Secretary for Economy and FinanceLeong Vai Tac reaffirmed in the legislature’s hemicycle Monday that the government plans to launch an open tender process for the granting of future gaming concessions, in the run-up to the expiration of the city’s three gaming concessions and three sub-concessions.
Leong made the remarks when answering questions from several lawmakers, on the first day of a two-day Q&A session about his portfolio’s policy guidelines for next year.
The city’s six gaming operators are SJM, Wynn, Galaxy, Venetian, MGM and Melco. While SJM, Wynn and Galaxy are concessionaires, the Venetian, MGM and Melco are sub-concessionaires. The SJM concession and its sub-concession MGM will expire in 2020, while the others will expire in 2022.
According to Law 16/2001 regulating the city’s gaming industry, which came into force in 2001, a maximum of three gaming concessions were to be granted.
The government announced the results of the gaming concession bidding process and granted concessions to SJM, Wynn and Galaxy in early 2002.
In late 2002, the government allowed Galaxy to set up a sub-concession relationship with the Venetian – by amending Galaxy’s concession contract.
Following the issuing of the first sub-concession, SJM and Wynn signed their own sub-concession deals in 2005 and 2006 respectively, SJM with MGM, and Wynn with Melco.
According to Law 16/2001, a gaming concession cannot exceed 20 years. The government has repeatedly noted that, however, the gaming industry law allows the chief executive to extend gaming concessions for a maximum of five years under special circumstances.
Since last year, the government has repeatedly reaffirmed that once the gaming concessions and sub-concessions expire, a bidding process will be held rather than the government simply renewing the existing agreements.
During yesterday’s plenary session, non-establishment directly-elected lawmaker Au Kam San said that Macau’s civil society was paying close attention to the way the government would grant new gaming concessions, bearing in mind that the city’s three gaming concessions and three sub-concessions are slated to expire between 2020 and 2022.
Au criticised Leong for having repeatedly evaded directly answering media’s questions about how the government will carry out its upcoming gaming concession bidding process. According to Au, Leong has told the local media that it was still not the right time for the government to reveal its proposal for the upcoming gaming concession bidding process as any premature announcement on the matter would negatively affect the competitiveness of Macau’s gaming industry in the future.
Au said that he disagreed with the government’s stance of still not announcing its decisions on the city’s upcoming gaming concession bidding process. He said that gaming concession bidding was a crucially important matter to Macau’s economy and that the city’s gaming industry involves tens of thousands of employees. The lawmaker said that an earlier release of information by the government on how it plans to carry out the upcoming bidding process would enable existing gaming operators to start planning to bid for new gaming concessions, while newcomers could start planning to bid for new gaming concessions.

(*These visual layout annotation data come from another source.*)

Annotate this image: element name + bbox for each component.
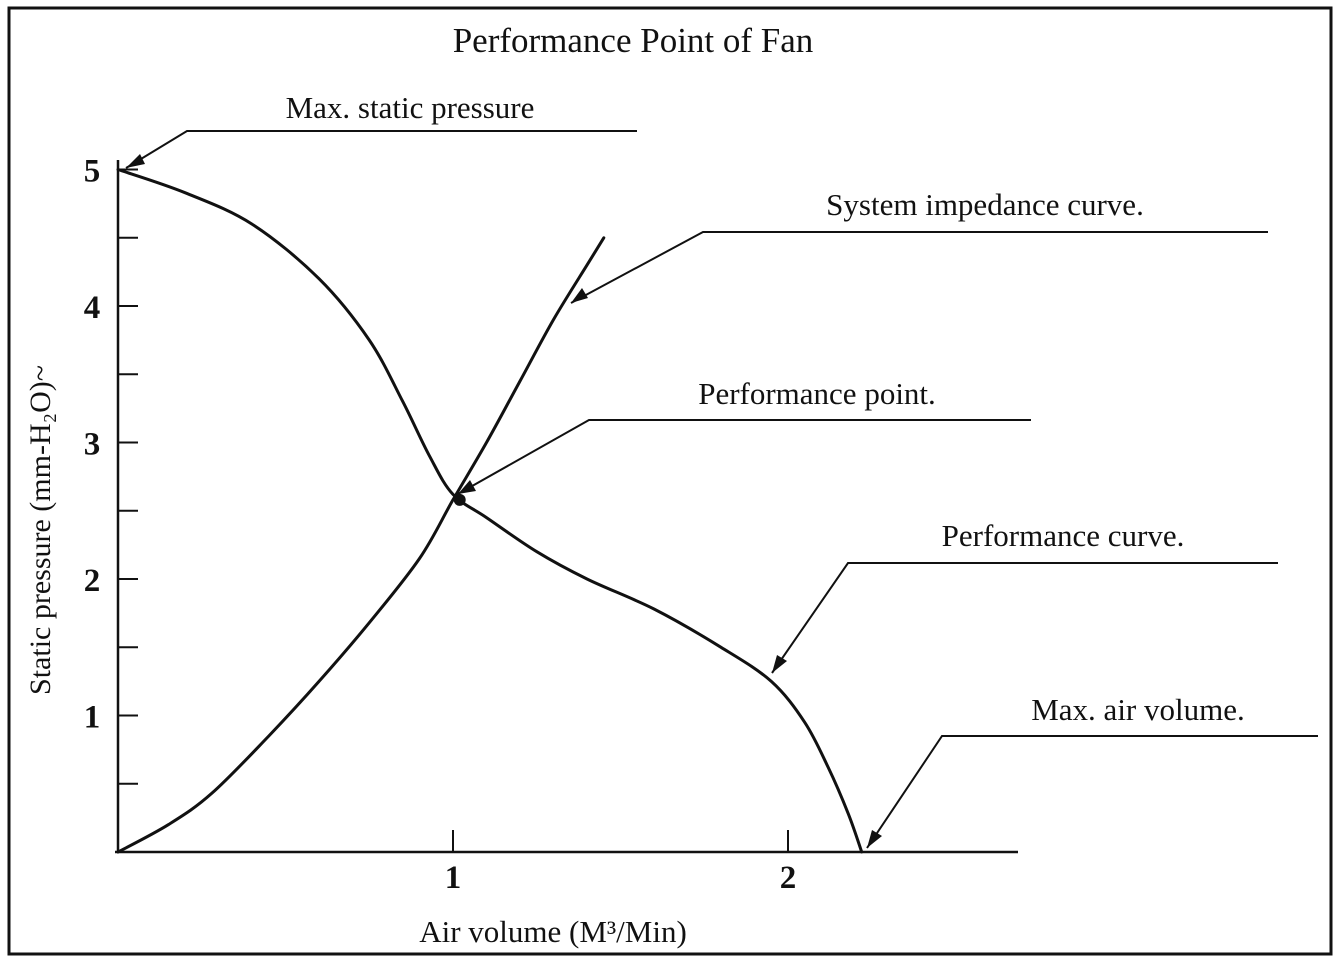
chart-border: [7, 6, 1333, 956]
annotation-label: Performance curve.: [942, 518, 1185, 553]
annotation-leader: [771, 562, 1278, 674]
arrow-icon: [126, 154, 145, 168]
annotation-system-impedance-curve: System impedance curve.: [570, 187, 1268, 304]
x-axis-label: Air volume (M³/Min): [419, 914, 687, 949]
performance-point-marker: [453, 493, 466, 506]
impedance-curve: [116, 236, 606, 854]
arrow-icon: [867, 830, 882, 848]
annotation-leader: [570, 231, 1268, 304]
annotation-leader: [125, 130, 637, 169]
annotation-leader: [866, 735, 1318, 849]
y-axis-label: Static pressure (mm-H₂O)~: [24, 365, 57, 695]
y-ticks: 1 2 3 4 5: [84, 154, 138, 785]
annotation-label: Max. static pressure: [286, 90, 535, 125]
arrow-icon: [458, 480, 476, 494]
annotation-performance-curve: Performance curve.: [771, 518, 1278, 674]
arrow-icon: [571, 288, 588, 303]
annotation-leader: [457, 419, 1031, 495]
performance-curve: [116, 168, 864, 854]
y-tick-label: 5: [84, 154, 101, 190]
y-tick-label: 2: [84, 563, 101, 599]
annotation-label: System impedance curve.: [826, 187, 1144, 222]
chart-title: Performance Point of Fan: [453, 21, 814, 60]
series-layer: [116, 168, 864, 854]
x-tick-label: 1: [445, 860, 462, 896]
annotation-label: Max. air volume.: [1031, 692, 1245, 727]
y-tick-label: 4: [84, 290, 101, 326]
annotation-label: Performance point.: [698, 376, 936, 411]
y-tick-label: 1: [84, 700, 101, 736]
x-tick-label: 2: [780, 860, 797, 896]
arrow-icon: [772, 655, 787, 673]
annotation-max-static-pressure: Max. static pressure: [125, 90, 637, 169]
annotation-max-air-volume: Max. air volume.: [866, 692, 1318, 849]
y-tick-label: 3: [84, 427, 101, 463]
annotation-performance-point: Performance point.: [457, 376, 1031, 495]
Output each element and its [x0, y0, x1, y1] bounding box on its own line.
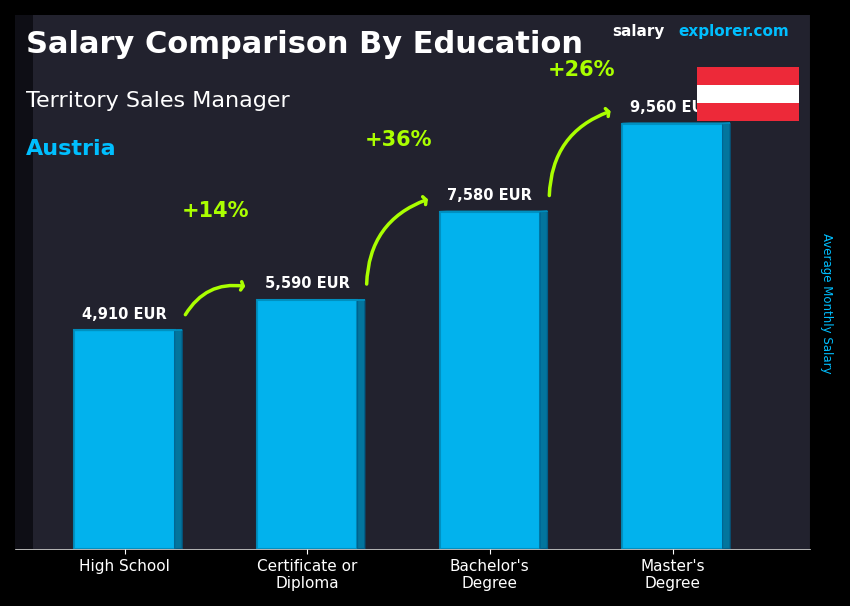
- Text: Austria: Austria: [26, 139, 116, 159]
- Polygon shape: [722, 123, 730, 549]
- Text: 9,560 EUR: 9,560 EUR: [630, 99, 715, 115]
- Bar: [697, 67, 799, 85]
- Bar: [622, 124, 722, 549]
- Text: 7,580 EUR: 7,580 EUR: [447, 188, 532, 203]
- Polygon shape: [358, 300, 365, 549]
- Bar: [74, 330, 175, 549]
- Text: +14%: +14%: [182, 201, 250, 221]
- Text: explorer.com: explorer.com: [678, 24, 789, 39]
- Text: Average Monthly Salary: Average Monthly Salary: [820, 233, 833, 373]
- Bar: [439, 211, 540, 549]
- Text: salary: salary: [612, 24, 665, 39]
- Polygon shape: [175, 330, 182, 549]
- Bar: [697, 85, 799, 103]
- Text: 4,910 EUR: 4,910 EUR: [82, 307, 167, 322]
- Text: Territory Sales Manager: Territory Sales Manager: [26, 91, 289, 111]
- Polygon shape: [540, 211, 547, 549]
- Bar: [697, 103, 799, 121]
- Text: 5,590 EUR: 5,590 EUR: [265, 276, 349, 291]
- Bar: [257, 300, 358, 549]
- Text: Salary Comparison By Education: Salary Comparison By Education: [26, 30, 582, 59]
- Text: +26%: +26%: [547, 60, 615, 80]
- Text: +36%: +36%: [365, 130, 433, 150]
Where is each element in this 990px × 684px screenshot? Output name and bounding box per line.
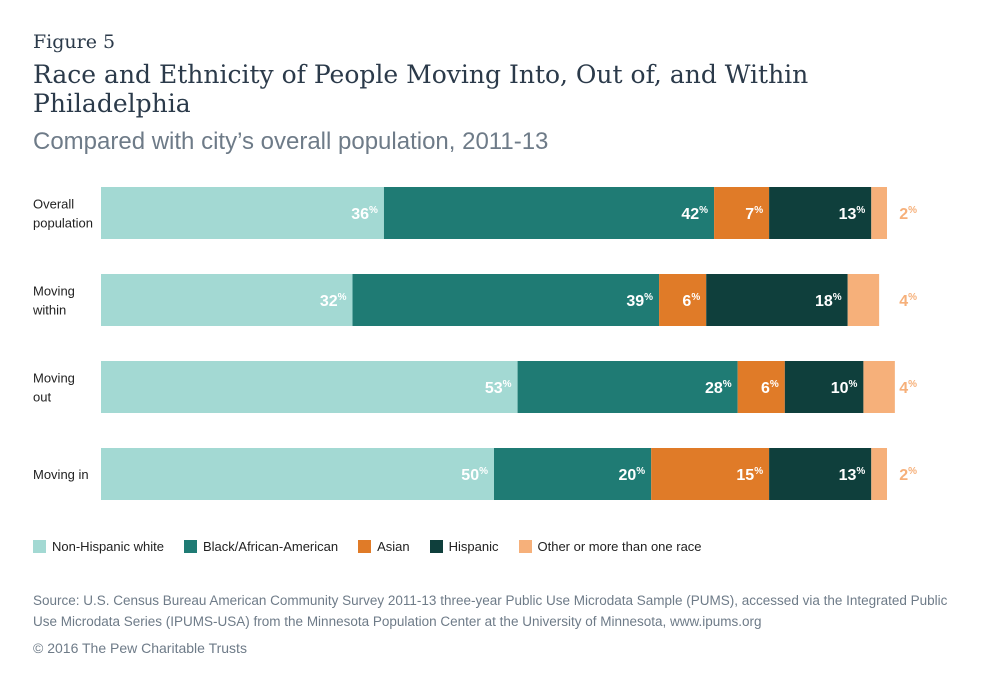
data-label: 2% — [899, 205, 917, 223]
data-label: 6% — [761, 379, 779, 397]
legend-label: Other or more than one race — [537, 539, 702, 554]
bar-segment — [784, 361, 864, 413]
legend-label: Asian — [377, 539, 410, 554]
bar-segment — [494, 448, 652, 500]
data-label: 39% — [626, 292, 653, 310]
data-label: 15% — [736, 466, 763, 484]
data-label: 4% — [899, 292, 917, 310]
legend-label: Non-Hispanic white — [52, 539, 164, 554]
data-label: 36% — [351, 205, 378, 223]
bar-segment — [383, 187, 715, 239]
bar-segment — [101, 361, 518, 413]
legend-label: Black/African-American — [203, 539, 339, 554]
legend-item: Other or more than one race — [518, 539, 702, 554]
legend-swatch — [429, 540, 443, 553]
bar-segment — [352, 274, 660, 326]
legend-item: Hispanic — [429, 539, 499, 554]
legend-swatch — [518, 540, 532, 553]
bar-segment — [737, 361, 785, 413]
legend-swatch — [184, 540, 197, 553]
legend-swatch — [33, 540, 46, 553]
data-label: 13% — [839, 466, 866, 484]
bar-segment — [101, 274, 353, 326]
bar-segment — [847, 274, 880, 326]
data-label: 20% — [618, 466, 645, 484]
copyright: © 2016 The Pew Charitable Trusts — [33, 640, 247, 656]
legend-label: Hispanic — [448, 539, 499, 554]
bar-segment — [706, 274, 848, 326]
chart-title: Race and Ethnicity of People Moving Into… — [33, 60, 809, 118]
chart-subtitle: Compared with city’s overall population,… — [33, 128, 549, 155]
data-label: 7% — [745, 205, 763, 223]
category-label: Moving within — [32, 284, 75, 318]
category-label: Moving out — [33, 371, 75, 405]
data-label: 4% — [899, 379, 917, 397]
legend-item: Black/African-American — [184, 539, 338, 554]
data-label: 53% — [485, 379, 512, 397]
legend: Non-Hispanic white Black/African-American… — [33, 539, 722, 554]
data-label: 42% — [681, 205, 708, 223]
bar-segment — [517, 361, 738, 413]
data-label: 50% — [461, 466, 488, 484]
data-label: 18% — [815, 292, 842, 310]
bar-segment — [101, 448, 494, 500]
figure-label: Figure 5 — [33, 31, 116, 53]
data-label: 10% — [831, 379, 858, 397]
bar-segment — [871, 187, 887, 239]
legend-swatch — [358, 540, 372, 553]
bar-segment — [651, 448, 770, 500]
bar-segment — [863, 361, 895, 413]
data-label: 13% — [839, 205, 866, 223]
data-label: 6% — [682, 292, 700, 310]
bar-segment — [101, 187, 384, 239]
category-label: Overall population — [33, 197, 93, 231]
bar-segment — [769, 448, 872, 500]
bar-segment — [769, 187, 872, 239]
bar-segment — [659, 274, 707, 326]
source-note: Source: U.S. Census Bureau American Comm… — [33, 593, 948, 629]
data-label: 2% — [899, 466, 917, 484]
stacked-bar-chart: Overall population 36% 42% 7% 13% 2% Moving with… — [32, 187, 917, 500]
data-label: 32% — [320, 292, 347, 310]
category-label: Moving in — [33, 467, 89, 482]
legend-item: Non-Hispanic white — [33, 539, 164, 554]
legend-item: Asian — [358, 539, 410, 554]
bar-segment — [871, 448, 887, 500]
bar-segment — [714, 187, 770, 239]
data-label: 28% — [705, 379, 732, 397]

During the plenary session, Leong reaffirmed that according to the gaming industry law, the chief executive – by granting an exemption and specifying the reasons for his decision – is allowed to extend a particular gaming concession upon its expiration, for one time or multiple times, for a maximum of a total of five years.
Leong, who oversees the city’s vitally important gaming industry, said that the government would tackle the issue of the upcoming expiration of gaming concessions in line with two major principles, namely helping Macau develop into a world tourism and leisure centre, and allowing Macau’s gaming industry to remain regionally competitive.
Leong also noted that the upcoming gaming concession bidding process would require the government to submit a new bill on the city’s gaming industry to the legislature.
Addressing a press conference about his 2019 Policy Address earlier this month, Chief Executive Fernando Chui Sai On revealed that the government would launch the gaming concession bidding process before 2022 while it was currently studying how to tackle the issue concerning the expiration of one gaming concession (SJM) and one sub-concession (MGM) in 2020.
Chui’s term ends on December 19, 2019.